As has been discussed previously, the ADC's sampling capacitor after conversion is charged to a voltage, depending on the internal structure of ADC. However, this voltage depends also on the converted input voltage, i.e. voltage to which the sampling capacitor was charged before conversion.
Pin PA1 is floating, loaded only by capacitance (cca 18pF) of a 1/10 oscilloscope probe. Before the sequence of conversion, this capacitance is discharged to 0V by briefly setting PA1 to GPIO Output at 0 level, and then back to Analog.
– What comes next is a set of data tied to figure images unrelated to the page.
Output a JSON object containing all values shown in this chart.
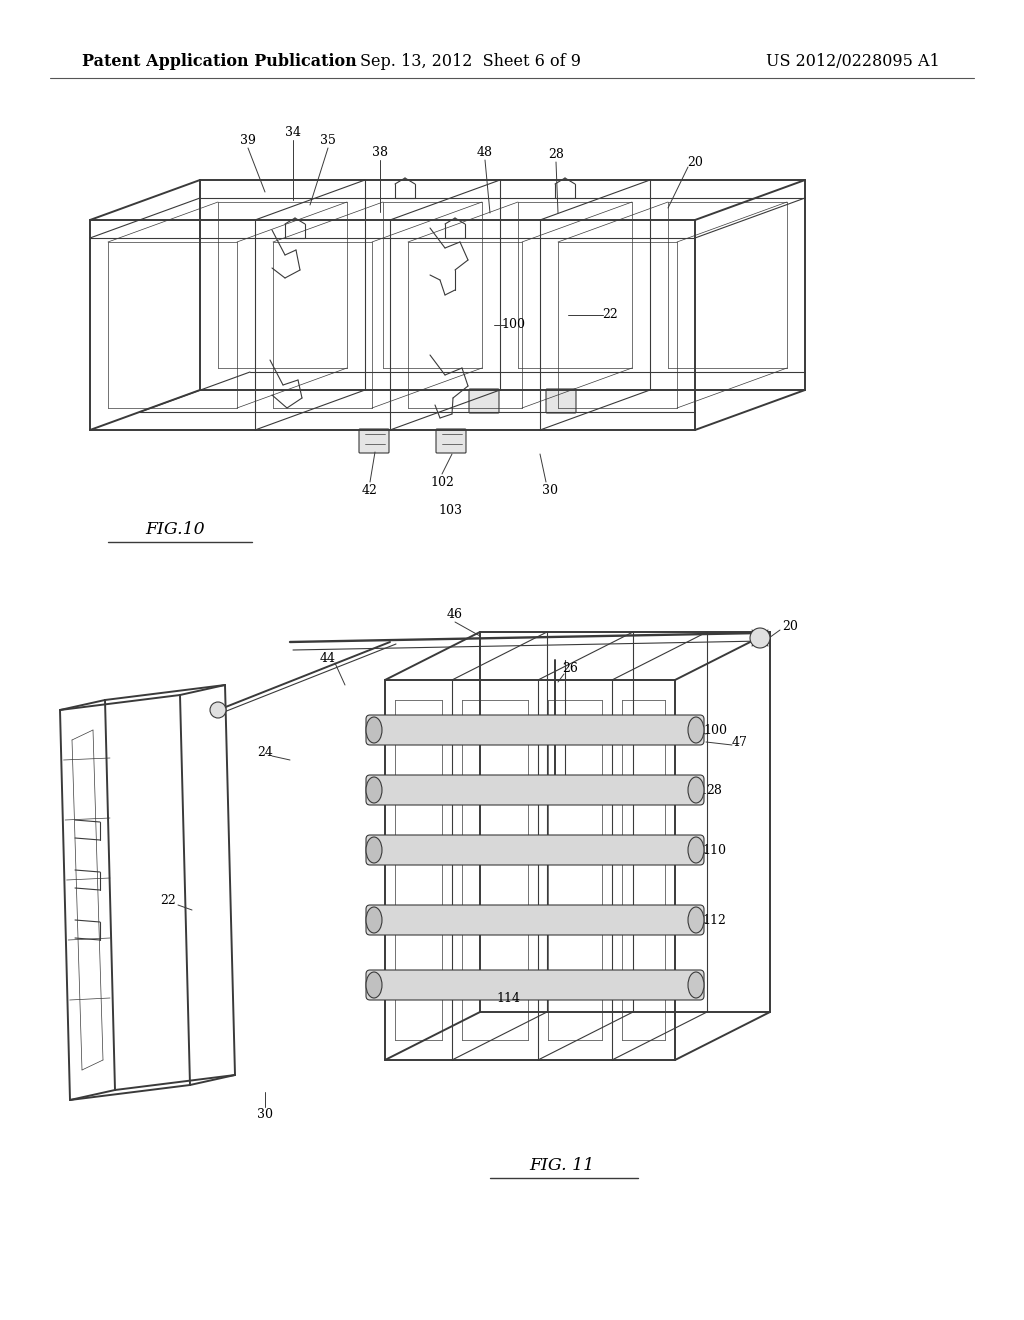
{
  "background_color": "#ffffff",
  "header_left": "Patent Application Publication",
  "header_center": "Sep. 13, 2012  Sheet 6 of 9",
  "header_right": "US 2012/0228095 A1",
  "header_fontsize": 11.5,
  "header_bold": true,
  "line_color": "#3a3a3a",
  "annotation_fontsize": 9.0,
  "fig_label_fontsize": 12.5,
  "fig10_label": "FIG.10",
  "fig11_label": "FIG. 11"
}
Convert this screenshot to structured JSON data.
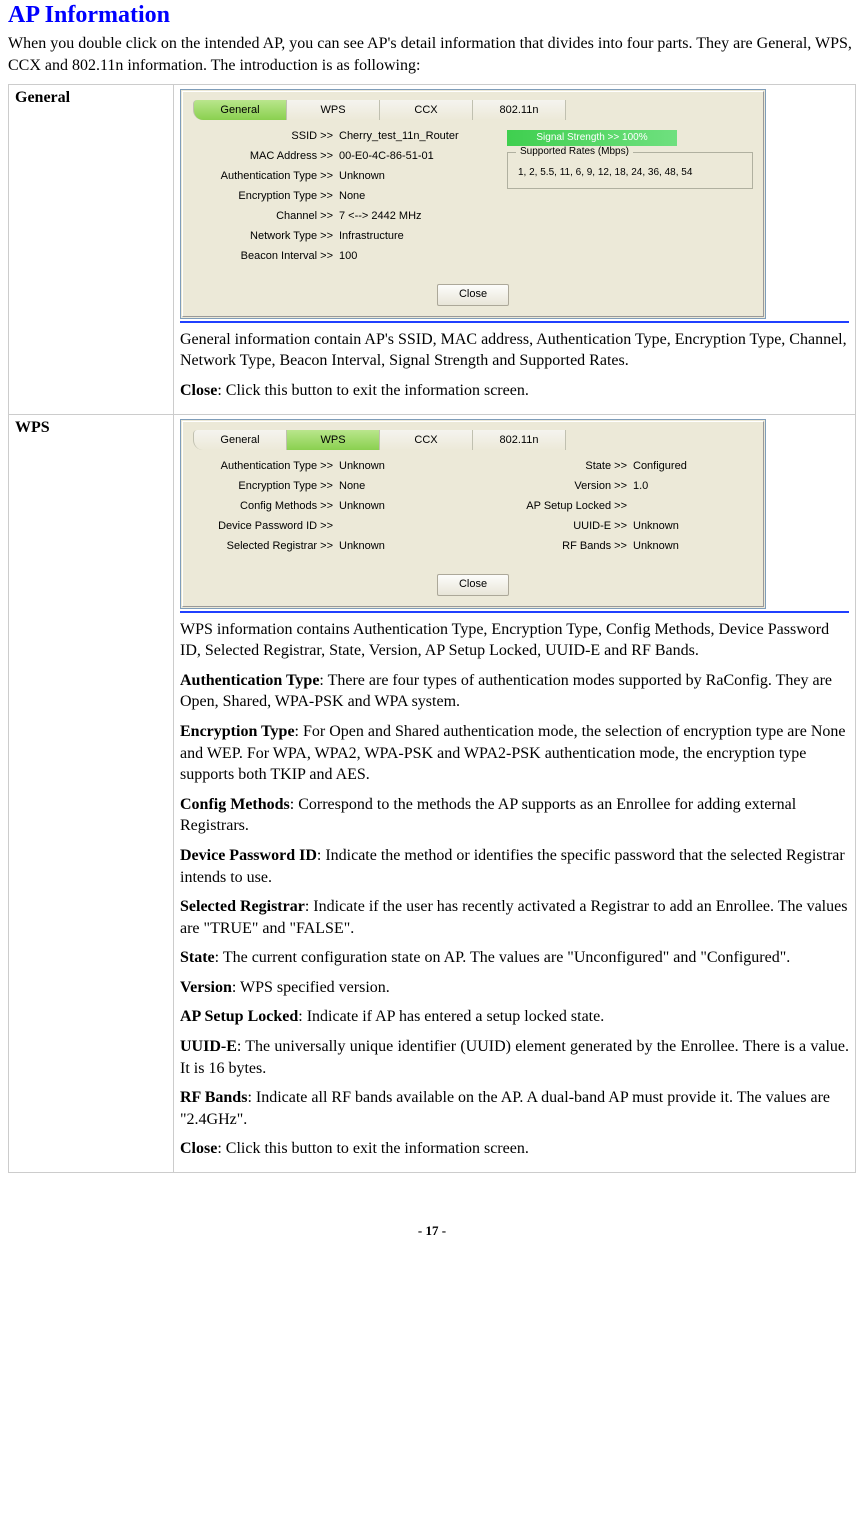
{
  "title": "AP Information",
  "intro": "When you double click on the intended AP, you can see AP's detail information that divides into four parts. They are General, WPS, CCX and 802.11n information. The introduction is as following:",
  "tabs": [
    "General",
    "WPS",
    "CCX",
    "802.11n"
  ],
  "general": {
    "section_label": "General",
    "dialog": {
      "active_tab_index": 0,
      "rows": [
        {
          "k": "SSID >>",
          "v": "Cherry_test_11n_Router"
        },
        {
          "k": "MAC Address >>",
          "v": "00-E0-4C-86-51-01"
        },
        {
          "k": "Authentication Type >>",
          "v": "Unknown"
        },
        {
          "k": "Encryption Type >>",
          "v": "None"
        },
        {
          "k": "Channel >>",
          "v": "7 <--> 2442 MHz"
        },
        {
          "k": "Network Type >>",
          "v": "Infrastructure"
        },
        {
          "k": "Beacon Interval >>",
          "v": "100"
        }
      ],
      "signal_label": "Signal Strength >> 100%",
      "signal_color": "#4fd05f",
      "rates_legend": "Supported Rates (Mbps)",
      "rates_value": "1, 2, 5.5, 11, 6, 9, 12, 18, 24, 36, 48, 54",
      "close_label": "Close"
    },
    "paragraphs": [
      {
        "text": "General information contain AP's SSID, MAC address, Authentication Type, Encryption Type, Channel, Network Type, Beacon Interval, Signal Strength and Supported Rates."
      },
      {
        "term": "Close",
        "text": ": Click this button to exit the information screen."
      }
    ]
  },
  "wps": {
    "section_label": "WPS",
    "dialog": {
      "active_tab_index": 1,
      "left_rows": [
        {
          "k": "Authentication Type >>",
          "v": "Unknown"
        },
        {
          "k": "Encryption Type >>",
          "v": "None"
        },
        {
          "k": "Config Methods >>",
          "v": "Unknown"
        },
        {
          "k": "Device Password ID >>",
          "v": ""
        },
        {
          "k": "Selected Registrar >>",
          "v": "Unknown"
        }
      ],
      "right_rows": [
        {
          "k": "State >>",
          "v": "Configured"
        },
        {
          "k": "Version >>",
          "v": "1.0"
        },
        {
          "k": "AP Setup Locked >>",
          "v": ""
        },
        {
          "k": "UUID-E >>",
          "v": "Unknown"
        },
        {
          "k": "RF Bands >>",
          "v": "Unknown"
        }
      ],
      "close_label": "Close"
    },
    "paragraphs": [
      {
        "text": "WPS information contains Authentication Type, Encryption Type, Config Methods, Device Password ID, Selected Registrar, State, Version, AP Setup Locked, UUID-E and RF Bands."
      },
      {
        "term": "Authentication Type",
        "text": ": There are four types of authentication modes supported by RaConfig. They are Open, Shared, WPA-PSK and WPA system."
      },
      {
        "term": "Encryption Type",
        "text": ": For Open and Shared authentication mode, the selection of encryption type are None and WEP. For WPA, WPA2, WPA-PSK and WPA2-PSK authentication mode, the encryption type supports both TKIP and AES."
      },
      {
        "term": "Config Methods",
        "text": ": Correspond to the methods the AP supports as an Enrollee for adding external Registrars."
      },
      {
        "term": "Device Password ID",
        "text": ": Indicate the method or identifies the specific password that the selected Registrar intends to use."
      },
      {
        "term": "Selected Registrar",
        "text": ": Indicate if the user has recently activated a Registrar to add an Enrollee. The values are \"TRUE\" and \"FALSE\"."
      },
      {
        "term": "State",
        "text": ": The current configuration state on AP. The values are \"Unconfigured\" and \"Configured\"."
      },
      {
        "term": "Version",
        "text": ": WPS specified version."
      },
      {
        "term": "AP Setup Locked",
        "text": ": Indicate if AP has entered a setup locked state."
      },
      {
        "term": "UUID-E",
        "text": ": The universally unique identifier (UUID) element generated by the Enrollee. There is a value. It is 16 bytes.",
        "justify": true
      },
      {
        "term": "RF Bands",
        "text": ": Indicate all RF bands available on the AP. A dual-band AP must provide it. The values are \"2.4GHz\"."
      },
      {
        "term": "Close",
        "text": ": Click this button to exit the information screen."
      }
    ]
  },
  "page_number": "- 17 -"
}
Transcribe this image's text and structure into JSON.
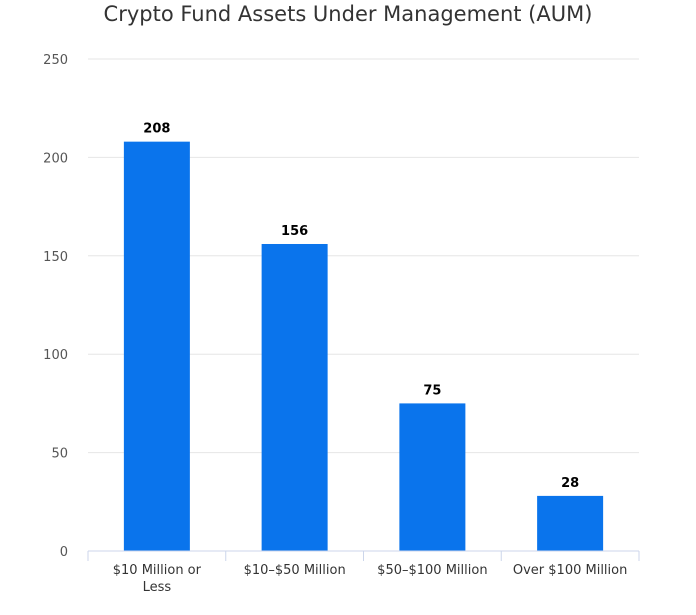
{
  "chart_data": {
    "type": "bar",
    "title": "Crypto Fund Assets Under Management (AUM)",
    "categories": [
      [
        "$10 Million or",
        "Less"
      ],
      [
        "$10–$50 Million"
      ],
      [
        "$50–$100 Million"
      ],
      [
        "Over $100 Million"
      ]
    ],
    "values": [
      208,
      156,
      75,
      28
    ],
    "data_labels": [
      "208",
      "156",
      "75",
      "28"
    ],
    "xlabel": "",
    "ylabel": "",
    "ylim": [
      0,
      250
    ],
    "yticks": [
      0,
      50,
      100,
      150,
      200,
      250
    ],
    "grid": true,
    "legend": "none",
    "bar_color": "#0a74ec"
  }
}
After a single PA3-PA1 sequence of conversion, the following voltages were measured on PA1 (for various setting of PA0/PA2, resulting in indicated voltage on PA3):
PA3 | 0.00V | 1.35V | 2.50V | 2.90V |
PA1 | 0.15V | 0.45V | 0.68V | 0.78V |
PA3 | 0.00V | 1.35V | 2.50V | 2.90V |
PA1 | 0.30V | 1.14V | 1.88V | 2.12V |
So, voltage changes on previously converted channel (let's call it A) do have some impact on the next converted channel (B), if the input signal source of channel B has too high impedance. Users may perceive such influence as "crosstalk" from channel A to channel B.